Let me shortly explain the workaround now.

Instead of using the direct method using the Rebol CGI program on the shebang line like this

#!/path/to/cgi-bin/r3 -c

We will use the bash shell as an intermediate.

export LD_LIBRARY_PATH=/path/to/cgi-bin/
sed -n -e '5,$p' < "$0" | /path/to/cgi-bin/r3 -c "$0" "$@"
exit $?
print "Content-type: text/html^/Foo"

(Source Multiline Shebang )
What happens here?
First line calls the bash shell
Second line exports the LD_LIBRARY_PATH environment variable to add the directory where the runtime loader will look for the dynamic libraries used. In this case I made a symbolic link here that points to the appropriate library.
Third line catches the content of the Rebol script by streaming it from line 5 where it starts until the end ( $p ) into the variable $0 and pipes this through to the Rebol r3 CGI program, using -c to signal it is to be executed as a CGI script (I managed to catch the welcome message of the Rebol console in my error log! :smiley: )
On line 4 the bash shell is exited and the script itself is following after that.

I will document this option, but as you will understand I will be using the static linked version from now on.

sed is one of those unreadable things we're attempting to replace. What keeps you from making the output of the script exactly what you want? And if you need to manipulate it, it would be a better exercise to do it with the r3 executable...

It's often easiest to use statically linked versions of things. But then two programs running on the same machine that both static link a library wind up loading two copies of the library into memory if they both run. So it multiplies the disk space you use, as well as potentially the memory when you are running multiple copies at once.

An additional thing is that when you statically link a library version into your executable, then that means if it's something that gets security updates or patches (like OpenSSL) your executable won't get those patches even if the installed shared library does.

For these reasons (excuses?) you will find static linking is not always made all that easy...and sometimes, even made impossible.

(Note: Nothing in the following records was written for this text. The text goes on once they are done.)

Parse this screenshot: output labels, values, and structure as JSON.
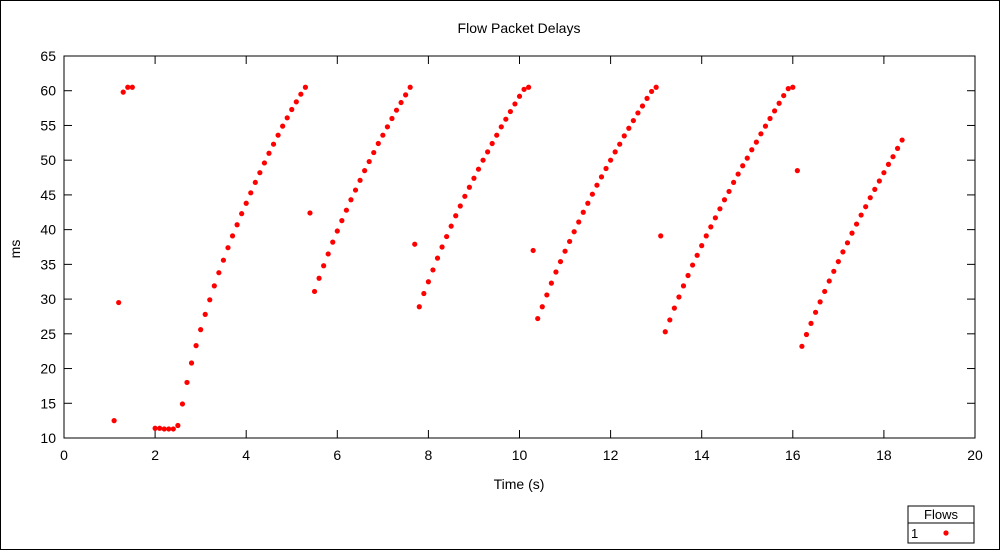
{
  "chart_data": {
    "type": "scatter",
    "title": "Flow Packet Delays",
    "xlabel": "Time (s)",
    "ylabel": "ms",
    "xlim": [
      0,
      20
    ],
    "ylim": [
      10,
      65
    ],
    "xticks": [
      0,
      2,
      4,
      6,
      8,
      10,
      12,
      14,
      16,
      18,
      20
    ],
    "yticks": [
      10,
      15,
      20,
      25,
      30,
      35,
      40,
      45,
      50,
      55,
      60,
      65
    ],
    "grid": false,
    "legend": {
      "title": "Flows",
      "placement": "bottom-right",
      "entries": [
        "1"
      ]
    },
    "series": [
      {
        "name": "1",
        "color": "#ff0000",
        "points": [
          [
            1.1,
            12.5
          ],
          [
            1.2,
            29.5
          ],
          [
            1.3,
            59.8
          ],
          [
            1.4,
            60.5
          ],
          [
            1.5,
            60.5
          ],
          [
            2.0,
            11.4
          ],
          [
            2.1,
            11.4
          ],
          [
            2.2,
            11.3
          ],
          [
            2.3,
            11.3
          ],
          [
            2.4,
            11.3
          ],
          [
            2.5,
            11.8
          ],
          [
            2.6,
            14.9
          ],
          [
            2.7,
            18.0
          ],
          [
            2.8,
            20.8
          ],
          [
            2.9,
            23.3
          ],
          [
            3.0,
            25.6
          ],
          [
            3.1,
            27.8
          ],
          [
            3.2,
            29.9
          ],
          [
            3.3,
            31.9
          ],
          [
            3.4,
            33.8
          ],
          [
            3.5,
            35.6
          ],
          [
            3.6,
            37.4
          ],
          [
            3.7,
            39.1
          ],
          [
            3.8,
            40.7
          ],
          [
            3.9,
            42.3
          ],
          [
            4.0,
            43.8
          ],
          [
            4.1,
            45.3
          ],
          [
            4.2,
            46.8
          ],
          [
            4.3,
            48.2
          ],
          [
            4.4,
            49.6
          ],
          [
            4.5,
            51.0
          ],
          [
            4.6,
            52.3
          ],
          [
            4.7,
            53.6
          ],
          [
            4.8,
            54.9
          ],
          [
            4.9,
            56.1
          ],
          [
            5.0,
            57.3
          ],
          [
            5.1,
            58.4
          ],
          [
            5.2,
            59.5
          ],
          [
            5.3,
            60.5
          ],
          [
            5.4,
            42.4
          ],
          [
            5.5,
            31.1
          ],
          [
            5.6,
            33.0
          ],
          [
            5.7,
            34.8
          ],
          [
            5.8,
            36.5
          ],
          [
            5.9,
            38.2
          ],
          [
            6.0,
            39.8
          ],
          [
            6.1,
            41.3
          ],
          [
            6.2,
            42.8
          ],
          [
            6.3,
            44.3
          ],
          [
            6.4,
            45.7
          ],
          [
            6.5,
            47.1
          ],
          [
            6.6,
            48.5
          ],
          [
            6.7,
            49.8
          ],
          [
            6.8,
            51.1
          ],
          [
            6.9,
            52.4
          ],
          [
            7.0,
            53.6
          ],
          [
            7.1,
            54.8
          ],
          [
            7.2,
            56.0
          ],
          [
            7.3,
            57.2
          ],
          [
            7.4,
            58.3
          ],
          [
            7.5,
            59.4
          ],
          [
            7.6,
            60.5
          ],
          [
            7.7,
            37.9
          ],
          [
            7.8,
            28.9
          ],
          [
            7.9,
            30.8
          ],
          [
            8.0,
            32.5
          ],
          [
            8.1,
            34.2
          ],
          [
            8.2,
            35.9
          ],
          [
            8.3,
            37.5
          ],
          [
            8.4,
            39.0
          ],
          [
            8.5,
            40.5
          ],
          [
            8.6,
            42.0
          ],
          [
            8.7,
            43.4
          ],
          [
            8.8,
            44.8
          ],
          [
            8.9,
            46.1
          ],
          [
            9.0,
            47.4
          ],
          [
            9.1,
            48.7
          ],
          [
            9.2,
            50.0
          ],
          [
            9.3,
            51.2
          ],
          [
            9.4,
            52.4
          ],
          [
            9.5,
            53.6
          ],
          [
            9.6,
            54.8
          ],
          [
            9.7,
            55.9
          ],
          [
            9.8,
            57.0
          ],
          [
            9.9,
            58.1
          ],
          [
            10.0,
            59.2
          ],
          [
            10.1,
            60.2
          ],
          [
            10.2,
            60.5
          ],
          [
            10.3,
            37.0
          ],
          [
            10.4,
            27.2
          ],
          [
            10.5,
            28.9
          ],
          [
            10.6,
            30.6
          ],
          [
            10.7,
            32.3
          ],
          [
            10.8,
            33.9
          ],
          [
            10.9,
            35.4
          ],
          [
            11.0,
            36.9
          ],
          [
            11.1,
            38.3
          ],
          [
            11.2,
            39.7
          ],
          [
            11.3,
            41.1
          ],
          [
            11.4,
            42.5
          ],
          [
            11.5,
            43.8
          ],
          [
            11.6,
            45.1
          ],
          [
            11.7,
            46.4
          ],
          [
            11.8,
            47.6
          ],
          [
            11.9,
            48.8
          ],
          [
            12.0,
            50.0
          ],
          [
            12.1,
            51.2
          ],
          [
            12.2,
            52.3
          ],
          [
            12.3,
            53.5
          ],
          [
            12.4,
            54.6
          ],
          [
            12.5,
            55.7
          ],
          [
            12.6,
            56.8
          ],
          [
            12.7,
            57.8
          ],
          [
            12.8,
            58.9
          ],
          [
            12.9,
            59.9
          ],
          [
            13.0,
            60.5
          ],
          [
            13.1,
            39.1
          ],
          [
            13.2,
            25.3
          ],
          [
            13.3,
            27.0
          ],
          [
            13.4,
            28.7
          ],
          [
            13.5,
            30.3
          ],
          [
            13.6,
            31.9
          ],
          [
            13.7,
            33.4
          ],
          [
            13.8,
            34.9
          ],
          [
            13.9,
            36.3
          ],
          [
            14.0,
            37.7
          ],
          [
            14.1,
            39.1
          ],
          [
            14.2,
            40.4
          ],
          [
            14.3,
            41.7
          ],
          [
            14.4,
            43.0
          ],
          [
            14.5,
            44.3
          ],
          [
            14.6,
            45.5
          ],
          [
            14.7,
            46.8
          ],
          [
            14.8,
            48.0
          ],
          [
            14.9,
            49.2
          ],
          [
            15.0,
            50.3
          ],
          [
            15.1,
            51.5
          ],
          [
            15.2,
            52.6
          ],
          [
            15.3,
            53.8
          ],
          [
            15.4,
            54.9
          ],
          [
            15.5,
            56.0
          ],
          [
            15.6,
            57.1
          ],
          [
            15.7,
            58.2
          ],
          [
            15.8,
            59.3
          ],
          [
            15.9,
            60.3
          ],
          [
            16.0,
            60.5
          ],
          [
            16.1,
            48.5
          ],
          [
            16.2,
            23.2
          ],
          [
            16.3,
            24.9
          ],
          [
            16.4,
            26.5
          ],
          [
            16.5,
            28.1
          ],
          [
            16.6,
            29.6
          ],
          [
            16.7,
            31.1
          ],
          [
            16.8,
            32.6
          ],
          [
            16.9,
            34.0
          ],
          [
            17.0,
            35.4
          ],
          [
            17.1,
            36.8
          ],
          [
            17.2,
            38.1
          ],
          [
            17.3,
            39.5
          ],
          [
            17.4,
            40.8
          ],
          [
            17.5,
            42.1
          ],
          [
            17.6,
            43.3
          ],
          [
            17.7,
            44.6
          ],
          [
            17.8,
            45.8
          ],
          [
            17.9,
            47.0
          ],
          [
            18.0,
            48.2
          ],
          [
            18.1,
            49.4
          ],
          [
            18.2,
            50.5
          ],
          [
            18.3,
            51.7
          ],
          [
            18.4,
            52.9
          ]
        ]
      }
    ]
  }
}
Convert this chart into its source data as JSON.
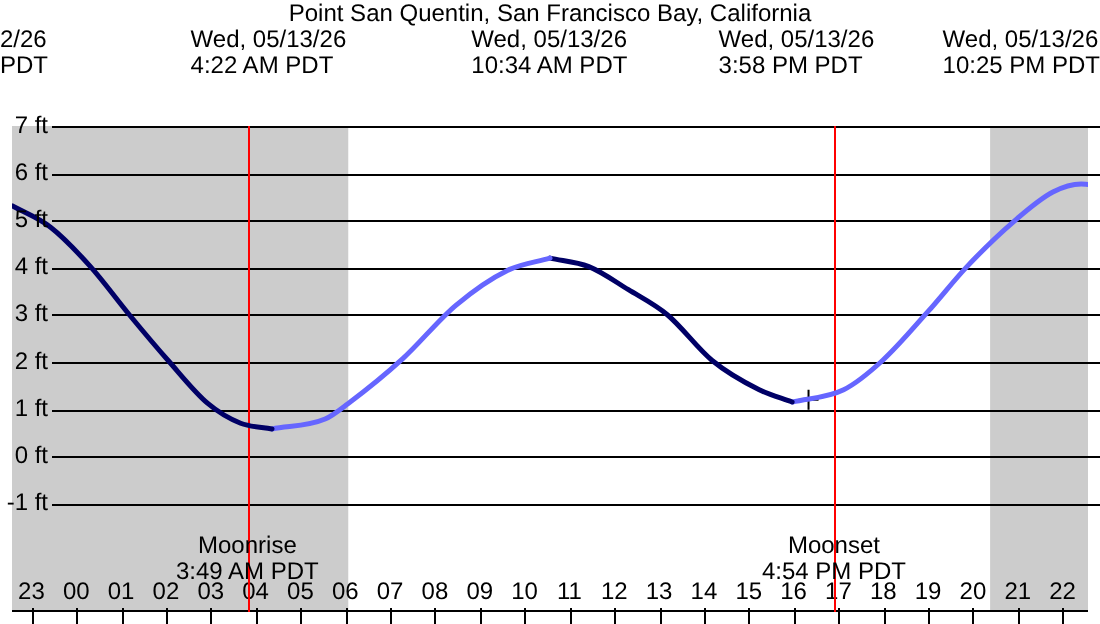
{
  "chart_data": {
    "type": "line",
    "title": "Point San Quentin, San Francisco Bay, California",
    "xlim": [
      "--05-12T22:34",
      "--05-13T22:34"
    ],
    "ylim": [
      -3.3,
      7
    ],
    "xticks": [
      {
        "value": "--05-12T23:00",
        "label": "23"
      },
      {
        "value": "--05-13T00:00",
        "label": "00"
      },
      {
        "value": "--05-13T01:00",
        "label": "01"
      },
      {
        "value": "--05-13T02:00",
        "label": "02"
      },
      {
        "value": "--05-13T03:00",
        "label": "03"
      },
      {
        "value": "--05-13T04:00",
        "label": "04"
      },
      {
        "value": "--05-13T05:00",
        "label": "05"
      },
      {
        "value": "--05-13T06:00",
        "label": "06"
      },
      {
        "value": "--05-13T07:00",
        "label": "07"
      },
      {
        "value": "--05-13T08:00",
        "label": "08"
      },
      {
        "value": "--05-13T09:00",
        "label": "09"
      },
      {
        "value": "--05-13T10:00",
        "label": "10"
      },
      {
        "value": "--05-13T11:00",
        "label": "11"
      },
      {
        "value": "--05-13T12:00",
        "label": "12"
      },
      {
        "value": "--05-13T13:00",
        "label": "13"
      },
      {
        "value": "--05-13T14:00",
        "label": "14"
      },
      {
        "value": "--05-13T15:00",
        "label": "15"
      },
      {
        "value": "--05-13T16:00",
        "label": "16"
      },
      {
        "value": "--05-13T17:00",
        "label": "17"
      },
      {
        "value": "--05-13T18:00",
        "label": "18"
      },
      {
        "value": "--05-13T19:00",
        "label": "19"
      },
      {
        "value": "--05-13T20:00",
        "label": "20"
      },
      {
        "value": "--05-13T21:00",
        "label": "21"
      },
      {
        "value": "--05-13T22:00",
        "label": "22"
      }
    ],
    "yticks": [
      {
        "value": -1,
        "label": "-1 ft"
      },
      {
        "value": 0,
        "label": "0 ft"
      },
      {
        "value": 1,
        "label": "1 ft"
      },
      {
        "value": 2,
        "label": "2 ft"
      },
      {
        "value": 3,
        "label": "3 ft"
      },
      {
        "value": 4,
        "label": "4 ft"
      },
      {
        "value": 5,
        "label": "5 ft"
      },
      {
        "value": 6,
        "label": "6 ft"
      },
      {
        "value": 7,
        "label": "7 ft"
      }
    ],
    "grid": "y",
    "legend": false,
    "series": [
      {
        "color": "#000066",
        "x": [
          "--05-12T22:34",
          "--05-12T23:26",
          "--05-13T00:19",
          "--05-13T01:11",
          "--05-13T02:03",
          "--05-13T02:56",
          "--05-13T03:40",
          "--05-13T04:22"
        ],
        "values": [
          5.31,
          4.85,
          4.02,
          3.0,
          2.03,
          1.12,
          0.7,
          0.58
        ]
      },
      {
        "color": "#6666ff",
        "x": [
          "--05-13T04:22",
          "--05-13T05:33",
          "--05-13T06:04",
          "--05-13T07:17",
          "--05-13T08:28",
          "--05-13T09:37",
          "--05-13T10:34"
        ],
        "values": [
          0.58,
          0.79,
          1.12,
          2.07,
          3.2,
          3.94,
          4.2
        ]
      },
      {
        "color": "#000066",
        "x": [
          "--05-13T10:34",
          "--05-13T11:26",
          "--05-13T12:19",
          "--05-13T13:11",
          "--05-13T14:11",
          "--05-13T15:14",
          "--05-13T15:58"
        ],
        "values": [
          4.2,
          4.02,
          3.53,
          3.0,
          2.03,
          1.41,
          1.15
        ]
      },
      {
        "color": "#6666ff",
        "x": [
          "--05-13T15:58",
          "--05-13T17:07",
          "--05-13T17:59",
          "--05-13T19:00",
          "--05-13T19:52",
          "--05-13T20:55",
          "--05-13T21:47",
          "--05-13T22:25",
          "--05-13T22:34"
        ],
        "values": [
          1.15,
          1.41,
          2.03,
          3.07,
          4.02,
          4.98,
          5.6,
          5.77,
          5.76
        ]
      },
      {
        "type": "scatter",
        "marker": "cross",
        "color": "#000000",
        "x": [
          "--05-13T16:20"
        ],
        "values": [
          1.2
        ]
      }
    ],
    "bands": [
      {
        "axis": "x",
        "from": "--05-12T22:34",
        "to": "--05-13T06:04",
        "color": "#cccccc"
      },
      {
        "axis": "x",
        "from": "--05-13T20:23",
        "to": "--05-13T22:34",
        "color": "#cccccc"
      }
    ],
    "ref_lines": [
      {
        "axis": "x",
        "value": "--05-13T03:49",
        "label": "Moonrise\n3:49 AM PDT",
        "color": "#ff0000"
      },
      {
        "axis": "x",
        "value": "--05-13T16:54",
        "label": "Moonset\n4:54 PM PDT",
        "color": "#ff0000"
      }
    ],
    "annotations": [
      "2/26\nPDT",
      "Wed, 05/13/26\n4:22 AM PDT",
      "Wed, 05/13/26\n10:34 AM PDT",
      "Wed, 05/13/26\n3:58 PM PDT",
      "Wed, 05/13/26\n10:25 PM PDT"
    ]
  }
}
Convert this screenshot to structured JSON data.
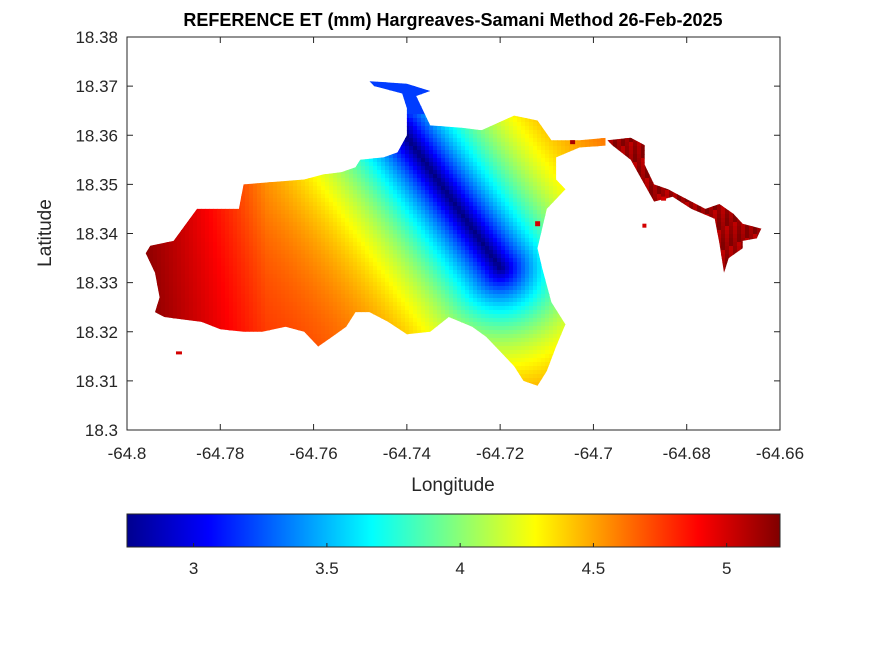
{
  "chart_data": {
    "type": "heatmap",
    "title": "REFERENCE ET (mm) Hargreaves-Samani Method  26-Feb-2025",
    "xlabel": "Longitude",
    "ylabel": "Latitude",
    "xlim": [
      -64.8,
      -64.66
    ],
    "ylim": [
      18.3,
      18.38
    ],
    "xticks": [
      "-64.8",
      "-64.78",
      "-64.76",
      "-64.74",
      "-64.72",
      "-64.7",
      "-64.68",
      "-64.66"
    ],
    "yticks": [
      "18.3",
      "18.31",
      "18.32",
      "18.33",
      "18.34",
      "18.35",
      "18.36",
      "18.37",
      "18.38"
    ],
    "colorbar": {
      "colormap": "jet",
      "range": [
        2.75,
        5.2
      ],
      "ticks": [
        "3",
        "3.5",
        "4",
        "4.5",
        "5"
      ]
    },
    "grid": false,
    "field": {
      "main_region_outline": [
        [
          -64.795,
          18.3375
        ],
        [
          -64.79,
          18.3385
        ],
        [
          -64.785,
          18.345
        ],
        [
          -64.776,
          18.345
        ],
        [
          -64.775,
          18.35
        ],
        [
          -64.762,
          18.351
        ],
        [
          -64.758,
          18.352
        ],
        [
          -64.754,
          18.3525
        ],
        [
          -64.751,
          18.3535
        ],
        [
          -64.75,
          18.355
        ],
        [
          -64.745,
          18.3555
        ],
        [
          -64.742,
          18.3565
        ],
        [
          -64.74,
          18.36
        ],
        [
          -64.74,
          18.3655
        ],
        [
          -64.741,
          18.3685
        ],
        [
          -64.747,
          18.37
        ],
        [
          -64.748,
          18.371
        ],
        [
          -64.74,
          18.3705
        ],
        [
          -64.735,
          18.369
        ],
        [
          -64.738,
          18.368
        ],
        [
          -64.735,
          18.362
        ],
        [
          -64.728,
          18.3615
        ],
        [
          -64.724,
          18.361
        ],
        [
          -64.717,
          18.364
        ],
        [
          -64.712,
          18.363
        ],
        [
          -64.709,
          18.359
        ],
        [
          -64.703,
          18.359
        ],
        [
          -64.697,
          18.3595
        ],
        [
          -64.696,
          18.358
        ],
        [
          -64.703,
          18.3575
        ],
        [
          -64.708,
          18.3555
        ],
        [
          -64.708,
          18.353
        ],
        [
          -64.708,
          18.351
        ],
        [
          -64.706,
          18.349
        ],
        [
          -64.71,
          18.345
        ],
        [
          -64.712,
          18.337
        ],
        [
          -64.711,
          18.333
        ],
        [
          -64.709,
          18.326
        ],
        [
          -64.706,
          18.3215
        ],
        [
          -64.708,
          18.317
        ],
        [
          -64.71,
          18.312
        ],
        [
          -64.712,
          18.309
        ],
        [
          -64.715,
          18.31
        ],
        [
          -64.717,
          18.313
        ],
        [
          -64.72,
          18.316
        ],
        [
          -64.723,
          18.319
        ],
        [
          -64.726,
          18.321
        ],
        [
          -64.731,
          18.323
        ],
        [
          -64.735,
          18.32
        ],
        [
          -64.74,
          18.3195
        ],
        [
          -64.744,
          18.322
        ],
        [
          -64.748,
          18.324
        ],
        [
          -64.751,
          18.324
        ],
        [
          -64.753,
          18.321
        ],
        [
          -64.756,
          18.319
        ],
        [
          -64.759,
          18.317
        ],
        [
          -64.762,
          18.32
        ],
        [
          -64.766,
          18.321
        ],
        [
          -64.771,
          18.32
        ],
        [
          -64.775,
          18.32
        ],
        [
          -64.78,
          18.3205
        ],
        [
          -64.784,
          18.322
        ],
        [
          -64.788,
          18.3225
        ],
        [
          -64.792,
          18.323
        ],
        [
          -64.794,
          18.324
        ],
        [
          -64.793,
          18.327
        ],
        [
          -64.794,
          18.332
        ],
        [
          -64.796,
          18.336
        ]
      ],
      "east_region_outline": [
        [
          -64.697,
          18.359
        ],
        [
          -64.692,
          18.3595
        ],
        [
          -64.689,
          18.358
        ],
        [
          -64.689,
          18.354
        ],
        [
          -64.687,
          18.35
        ],
        [
          -64.684,
          18.349
        ],
        [
          -64.682,
          18.348
        ],
        [
          -64.678,
          18.346
        ],
        [
          -64.676,
          18.345
        ],
        [
          -64.673,
          18.346
        ],
        [
          -64.67,
          18.344
        ],
        [
          -64.668,
          18.342
        ],
        [
          -64.664,
          18.341
        ],
        [
          -64.665,
          18.339
        ],
        [
          -64.668,
          18.3385
        ],
        [
          -64.668,
          18.337
        ],
        [
          -64.671,
          18.335
        ],
        [
          -64.672,
          18.332
        ],
        [
          -64.673,
          18.338
        ],
        [
          -64.674,
          18.343
        ],
        [
          -64.679,
          18.345
        ],
        [
          -64.683,
          18.3475
        ],
        [
          -64.687,
          18.3465
        ],
        [
          -64.692,
          18.355
        ],
        [
          -64.696,
          18.358
        ]
      ],
      "minimum_axis": [
        [
          -64.741,
          18.361
        ],
        [
          -64.72,
          18.333
        ]
      ],
      "minimum_value": 2.75,
      "maximum_value": 5.2,
      "west_edge_value": 5.15
    }
  }
}
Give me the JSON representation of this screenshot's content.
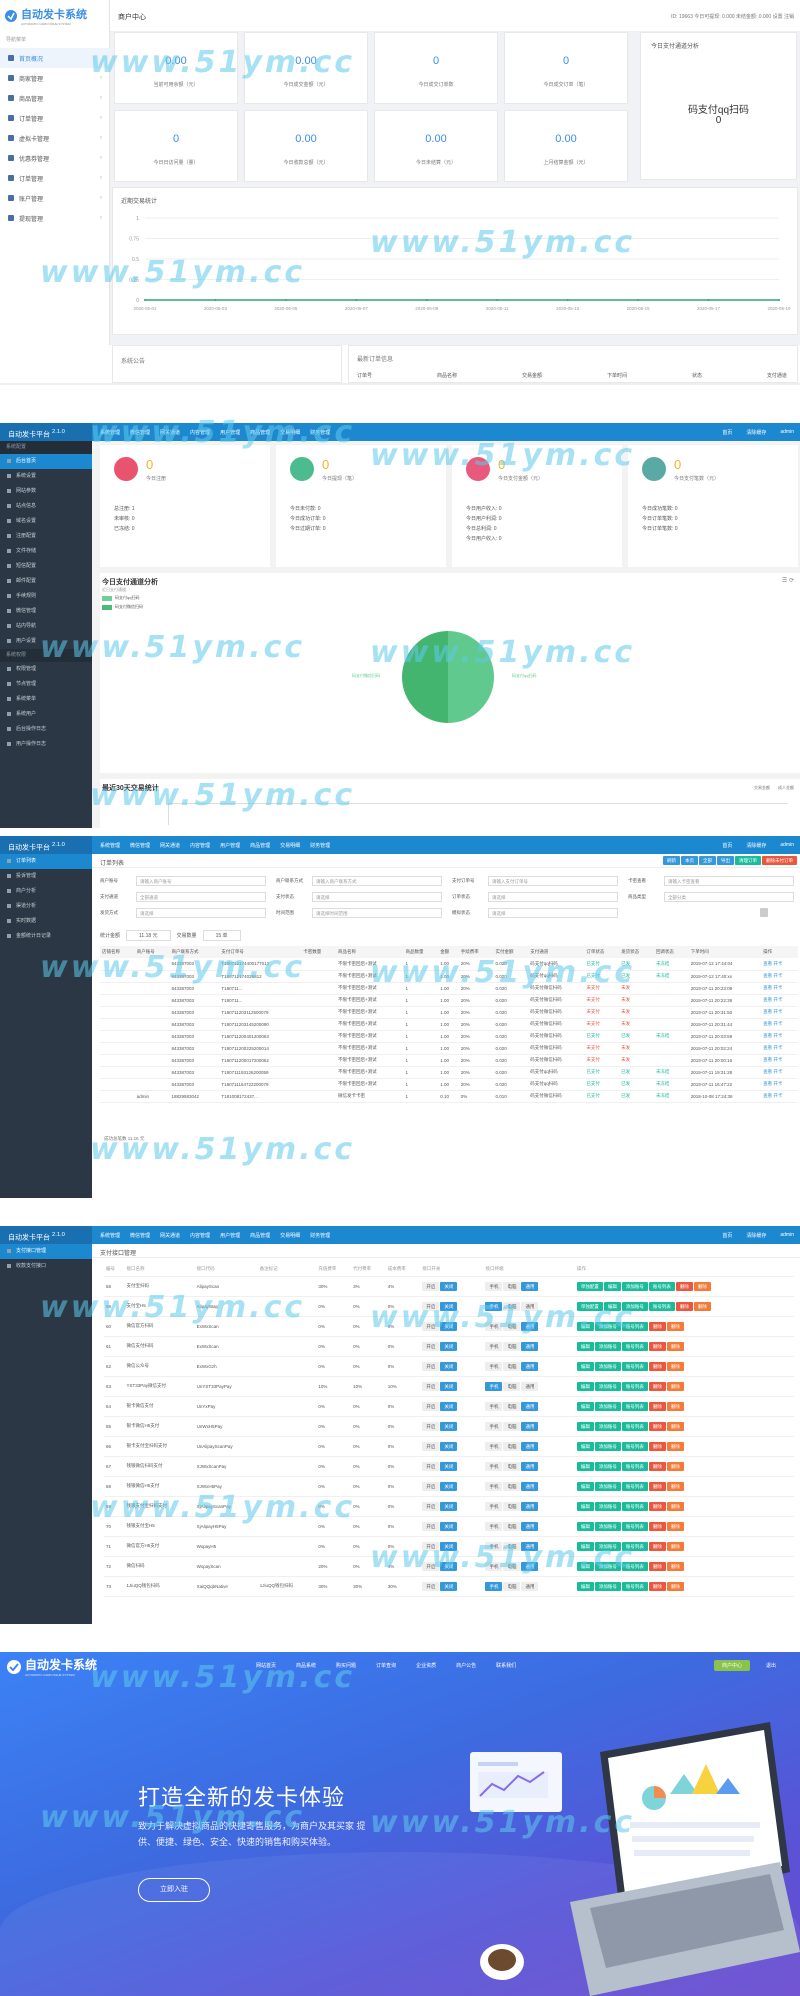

The fact that I cannot use the r3 executable is because it will not load for the missing of the dynamic library for mariadb, and putting one extra version of it there to use just for this sole purpose feels like overkill to me.

However if the r3 executable could load the mysql module on the fly by reading a setup file from the current folder (perhaps also using a symlink to the host provided library from the current folder) ... that would be nice.